Я придумаю нас другими
***Мы сидели в машине посреди площади перед университетом, в месте молодёжных тусовок. Где-то там, снаружи моей бестии, веселились люди, стоя возле своих железных коней. Сколько их было? Двадцать, пятьдесят, сто? Многолюдно и шумно — словно на базарной площади. Кто-то слушал музыку, кто-то пытался крутить «пятаки», кто-то оккупировал киоски с шаурмой и ход-догами. Город жил.

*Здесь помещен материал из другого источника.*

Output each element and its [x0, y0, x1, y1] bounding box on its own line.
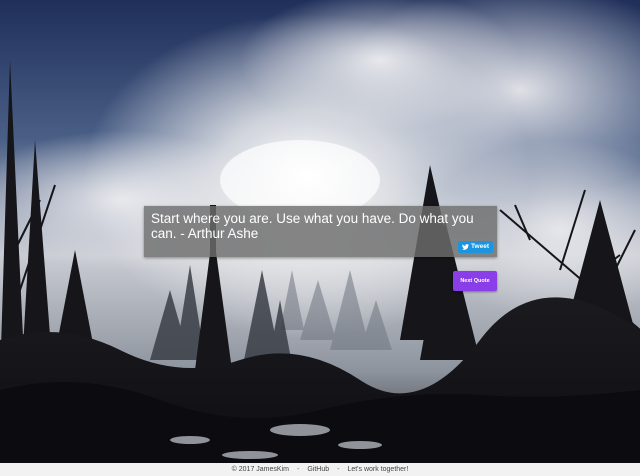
footer-contact-link[interactable]: Let's work together!	[347, 466, 408, 473]
footer-copyright: © 2017 JamesKim	[231, 466, 289, 473]
footer: © 2017 JamesKim - GitHub - Let's work to…	[0, 463, 640, 476]
tweet-button-label: Tweet	[471, 243, 489, 250]
footer-separator: -	[337, 466, 340, 473]
footer-separator: -	[296, 466, 300, 473]
quote-box: Start where you are. Use what you have. …	[144, 206, 497, 257]
next-quote-button-label: Next Quote	[460, 278, 490, 284]
tweet-button[interactable]: Tweet	[458, 241, 493, 253]
background-scene: Start where you are. Use what you have. …	[0, 0, 640, 463]
next-quote-button[interactable]: Next Quote	[453, 271, 497, 291]
twitter-bird-icon	[462, 244, 470, 250]
footer-github-link[interactable]: GitHub	[307, 466, 329, 473]
quote-text: Start where you are. Use what you have. …	[151, 211, 474, 241]
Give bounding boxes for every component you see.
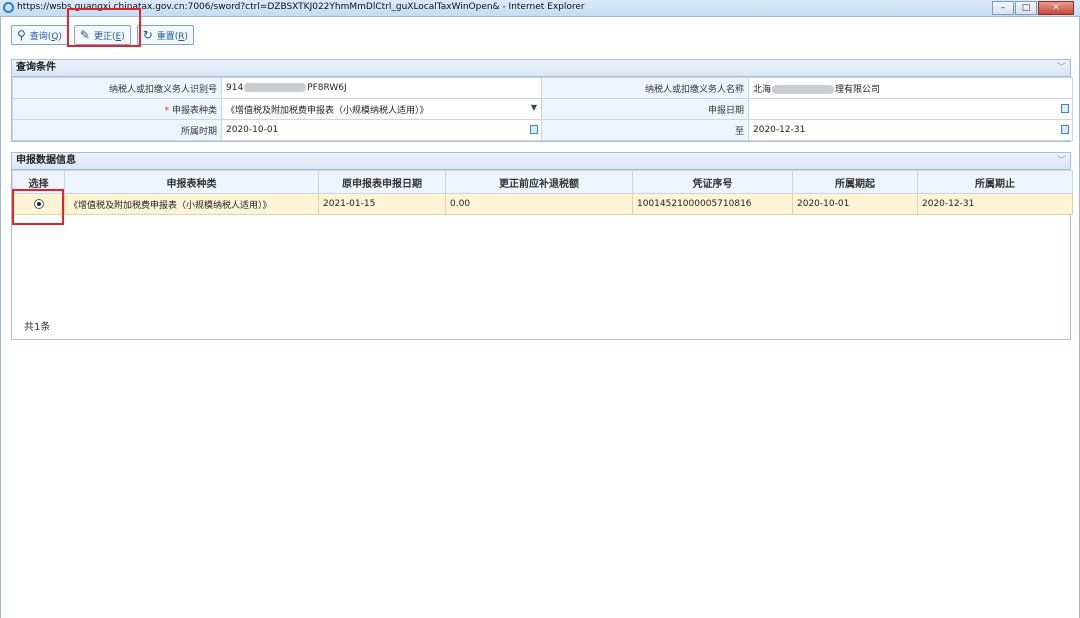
- ie-icon: [3, 2, 14, 13]
- taxpayer-id-label: 纳税人或扣缴义务人识别号: [12, 77, 222, 99]
- minimize-icon: –: [1000, 3, 1006, 13]
- dialog-content: ⚲ 查询(Q) ✎ 更正(E) ↻ 重置(R) 查询条件 ﹀ 纳税人或扣缴义务人…: [0, 8, 1080, 618]
- form-type-select[interactable]: 《增值税及附加税费申报表（小规模纳税人适用）》 ▼: [221, 98, 542, 120]
- period-end-field[interactable]: 2020-12-31: [748, 119, 1073, 141]
- column-header-voucher-no[interactable]: 凭证序号: [632, 170, 793, 194]
- window-controls: – □ ✕: [991, 1, 1074, 15]
- maximize-button[interactable]: □: [1015, 1, 1037, 15]
- maximize-icon: □: [1021, 3, 1031, 13]
- query-panel: 查询条件 ﹀ 纳税人或扣缴义务人识别号 914 PF8RW6J 纳税人或扣缴义务人…: [11, 59, 1073, 142]
- voucher-no-cell: 10014521000005710816: [632, 193, 793, 215]
- dropdown-arrow-icon: ▼: [530, 103, 537, 112]
- table-row[interactable]: 《增值税及附加税费申报表（小规模纳税人适用）》 2021-01-15 0.00 …: [12, 193, 1073, 215]
- calendar-icon[interactable]: [1061, 104, 1069, 113]
- table-header-row: 选择 申报表种类 原申报表申报日期 更正前应补退税额 凭证序号 所属期起 所属期…: [12, 170, 1073, 194]
- data-panel-header: 申报数据信息 ﹀: [12, 153, 1070, 170]
- period-to-label: 至: [541, 119, 749, 141]
- reset-button[interactable]: ↻ 重置(R): [136, 25, 195, 45]
- calendar-icon[interactable]: [1061, 125, 1069, 134]
- data-panel: 申报数据信息 ﹀ 选择 申报表种类 原申报表申报日期 更正前应补退税额 凭证序号…: [11, 152, 1073, 340]
- column-header-original-date[interactable]: 原申报表申报日期: [318, 170, 446, 194]
- data-table: 选择 申报表种类 原申报表申报日期 更正前应补退税额 凭证序号 所属期起 所属期…: [12, 170, 1073, 215]
- window-titlebar: https://wsbs.guangxi.chinatax.gov.cn:700…: [0, 0, 1080, 17]
- search-icon: ⚲: [17, 28, 26, 42]
- period-label: 所属时期: [12, 119, 222, 141]
- highlight-radio-select: [12, 189, 64, 225]
- tax-before-cell: 0.00: [445, 193, 633, 215]
- column-header-tax-before[interactable]: 更正前应补退税额: [445, 170, 633, 194]
- minimize-button[interactable]: –: [992, 1, 1014, 15]
- reset-button-label: 重置(R): [156, 31, 189, 42]
- report-date-field[interactable]: [748, 98, 1073, 120]
- refresh-icon: ↻: [142, 28, 153, 42]
- redacted-mask: [244, 83, 307, 92]
- close-button[interactable]: ✕: [1038, 1, 1074, 15]
- taxpayer-name-field[interactable]: 北海 理有限公司: [748, 77, 1073, 99]
- column-header-period-end[interactable]: 所属期止: [917, 170, 1073, 194]
- column-header-form-type[interactable]: 申报表种类: [64, 170, 319, 194]
- column-header-period-start[interactable]: 所属期起: [792, 170, 918, 194]
- highlight-correct-button: [67, 8, 141, 47]
- query-panel-title: 查询条件: [16, 62, 56, 73]
- collapse-icon[interactable]: ﹀: [1057, 60, 1066, 76]
- query-button-label: 查询(Q): [29, 31, 62, 42]
- report-date-label: 申报日期: [541, 98, 749, 120]
- taxpayer-name-label: 纳税人或扣缴义务人名称: [541, 77, 749, 99]
- taxpayer-id-field[interactable]: 914 PF8RW6J: [221, 77, 542, 99]
- query-form: 纳税人或扣缴义务人识别号 914 PF8RW6J 纳税人或扣缴义务人名称 北海 理有…: [12, 77, 1073, 141]
- form-type-cell: 《增值税及附加税费申报表（小规模纳税人适用）》: [64, 193, 319, 215]
- original-date-cell: 2021-01-15: [318, 193, 446, 215]
- period-start-field[interactable]: 2020-10-01: [221, 119, 542, 141]
- close-icon: ✕: [1052, 3, 1060, 13]
- query-button[interactable]: ⚲ 查询(Q): [11, 25, 68, 45]
- total-count: 共1条: [24, 322, 51, 333]
- redacted-mask: [772, 84, 835, 94]
- query-panel-header: 查询条件 ﹀: [12, 60, 1070, 77]
- form-type-label: * 申报表种类: [12, 98, 222, 120]
- period-start-cell: 2020-10-01: [792, 193, 918, 215]
- calendar-icon[interactable]: [530, 125, 538, 134]
- collapse-icon[interactable]: ﹀: [1057, 153, 1066, 169]
- period-end-cell: 2020-12-31: [917, 193, 1073, 215]
- data-panel-title: 申报数据信息: [16, 155, 76, 166]
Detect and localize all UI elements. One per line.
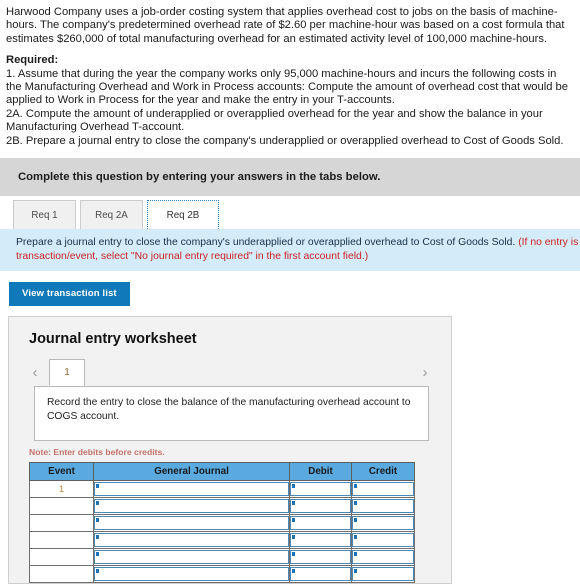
debit-cell[interactable] (289, 480, 352, 499)
journal-entry-table: Event General Journal Debit Credit 1 (29, 462, 415, 584)
problem-paragraph-1: Harwood Company uses a job-order costing… (6, 6, 565, 45)
table-row (29, 548, 415, 567)
debit-input[interactable] (290, 516, 351, 531)
debits-before-credits-note: Note: Enter debits before credits. (29, 447, 165, 458)
credit-input[interactable] (352, 499, 414, 514)
tab-req-2a-label: Req 2A (95, 209, 128, 221)
tab-req-2b[interactable]: Req 2B (147, 200, 219, 230)
tab-req-1-label: Req 1 (31, 209, 58, 221)
general-journal-input[interactable] (94, 499, 289, 514)
general-journal-cell[interactable] (93, 514, 290, 533)
debit-input[interactable] (290, 482, 351, 497)
transaction-button-row: View transaction list (0, 271, 580, 307)
event-cell (29, 497, 94, 516)
debit-input[interactable] (290, 567, 351, 582)
worksheet-prompt: Record the entry to close the balance of… (34, 386, 429, 442)
table-row (29, 565, 415, 584)
column-header-credit: Credit (351, 462, 415, 482)
worksheet-title: Journal entry worksheet (29, 331, 197, 348)
instruction-band: Complete this question by entering your … (0, 158, 580, 197)
worksheet-page-tab-1[interactable]: 1 (49, 359, 85, 387)
question-instructions-line-1: Prepare a journal entry to close the com… (16, 236, 580, 250)
tab-req-2a[interactable]: Req 2A (80, 200, 143, 230)
journal-entry-worksheet-panel: Journal entry worksheet ‹ 1 › Record the… (8, 316, 452, 584)
general-journal-input[interactable] (94, 567, 289, 582)
table-header-row: Event General Journal Debit Credit (29, 462, 415, 482)
event-cell (29, 548, 94, 567)
credit-input[interactable] (352, 550, 414, 565)
problem-statement: Harwood Company uses a job-order costing… (0, 0, 580, 148)
general-journal-input[interactable] (94, 533, 289, 548)
debit-cell[interactable] (289, 531, 352, 550)
view-transaction-list-button[interactable]: View transaction list (9, 282, 130, 307)
debit-input[interactable] (290, 550, 351, 565)
tab-req-1[interactable]: Req 1 (13, 200, 76, 230)
general-journal-cell[interactable] (93, 480, 290, 499)
requirement-2b: 2B. Prepare a journal entry to close the… (6, 134, 564, 147)
event-cell (29, 514, 94, 533)
event-cell: 1 (29, 480, 94, 499)
event-cell (29, 565, 94, 584)
general-journal-cell[interactable] (93, 497, 290, 516)
general-journal-cell[interactable] (93, 531, 290, 550)
chevron-right-icon[interactable]: › (417, 365, 433, 380)
credit-cell[interactable] (351, 497, 415, 516)
general-journal-input[interactable] (94, 516, 289, 531)
instruction-band-text: Complete this question by entering your … (18, 171, 381, 184)
debit-cell[interactable] (289, 497, 352, 516)
debit-cell[interactable] (289, 514, 352, 533)
credit-cell[interactable] (351, 531, 415, 550)
question-instructions-main: Prepare a journal entry to close the com… (16, 237, 519, 249)
column-header-general-journal: General Journal (93, 462, 290, 482)
question-instructions: Prepare a journal entry to close the com… (0, 229, 580, 272)
question-instructions-red-1: (If no entry is requir (518, 237, 580, 249)
general-journal-cell[interactable] (93, 548, 290, 567)
worksheet-page-number: 1 (64, 367, 70, 379)
debit-cell[interactable] (289, 565, 352, 584)
required-label: Required: (6, 54, 59, 67)
event-cell (29, 531, 94, 550)
table-row: 1 (29, 480, 415, 499)
tab-strip: Req 1 Req 2A Req 2B (0, 196, 580, 230)
question-instructions-line-2: transaction/event, select "No journal en… (16, 250, 369, 262)
general-journal-cell[interactable] (93, 565, 290, 584)
credit-input[interactable] (352, 533, 414, 548)
tab-req-2b-label: Req 2B (166, 209, 200, 221)
requirement-1: 1. Assume that during the year the compa… (6, 67, 568, 107)
credit-cell[interactable] (351, 565, 415, 584)
requirement-2a: 2A. Compute the amount of underapplied o… (6, 107, 543, 134)
table-row (29, 497, 415, 516)
credit-input[interactable] (352, 516, 414, 531)
debit-cell[interactable] (289, 548, 352, 567)
chevron-left-icon[interactable]: ‹ (27, 365, 43, 380)
worksheet-pager: ‹ 1 › (9, 359, 451, 387)
column-header-event: Event (29, 462, 94, 482)
table-row (29, 514, 415, 533)
column-header-debit: Debit (289, 462, 352, 482)
journal-table-wrapper: Event General Journal Debit Credit 1 (9, 462, 451, 584)
credit-cell[interactable] (351, 548, 415, 567)
general-journal-input[interactable] (94, 550, 289, 565)
table-row (29, 531, 415, 550)
credit-cell[interactable] (351, 480, 415, 499)
credit-input[interactable] (352, 567, 414, 582)
general-journal-input[interactable] (94, 482, 289, 497)
credit-input[interactable] (352, 482, 414, 497)
debit-input[interactable] (290, 499, 351, 514)
credit-cell[interactable] (351, 514, 415, 533)
debit-input[interactable] (290, 533, 351, 548)
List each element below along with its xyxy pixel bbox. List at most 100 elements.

А я… я слушала Пашу, и происходящее казалось мне сном.
«Я специально отталкивал тебя эти два месяца и держал дистанцию» — говорил он.
«У нас слишком круто и быстро всё завертелось, у меня вызвало опасение такое развитие событий» — говорил он.
«Мне надо было быстро решить — брать тебя в оборот или прекращать… но ряд обстоятельств с бизнесом, ты знаешь… и я взял паузу» — говорил он.
«Когда мы были с тобой вместе, всё было невероятно хорошо, но я не мог тебя узнать. И мне пришлось вывести тебя из зоны комфорта» — говорил он.
«Я специально игнорировал тебя, чтобы посмотреть твою реакцию» — говорил он.
«Ты мне нравишься, Юль, я тобой восхищаюсь, но…» — говорил он.
«Ты невероятная, за несколько лет я впервые встретил девушку, которую интересовал я сам, мои успехи и поражения…» — говорил он.
«Но мне не понравилось, что ты всегда оставляла себе запасной аэродром, общаясь с другими парнями» — говорил он.
«Ты великолепная, Юль, но… это как с одеждой, вроде всё хорошо, но… не то пальто» — говорил он.
Мы всегда слышим только то, что хотим слышать. Мой разум, боясь срыва, фильтровал то, что можно было донести до ушей: я слышала лишь комплименты в свой адрес, совершенно не осознавая, что это конец.
Паша говорил, боясь задеть меня и боясь сказать прямо: детка, иди к чёрту. Я была бы благодарна, если бы вместо полутора часов дифирамбов и восхвалений в мою честь, он просто коротко и ёмко послал меня. Но он этого не сделал. Он осознанно выбрал путь завуалированной лести. Слабак.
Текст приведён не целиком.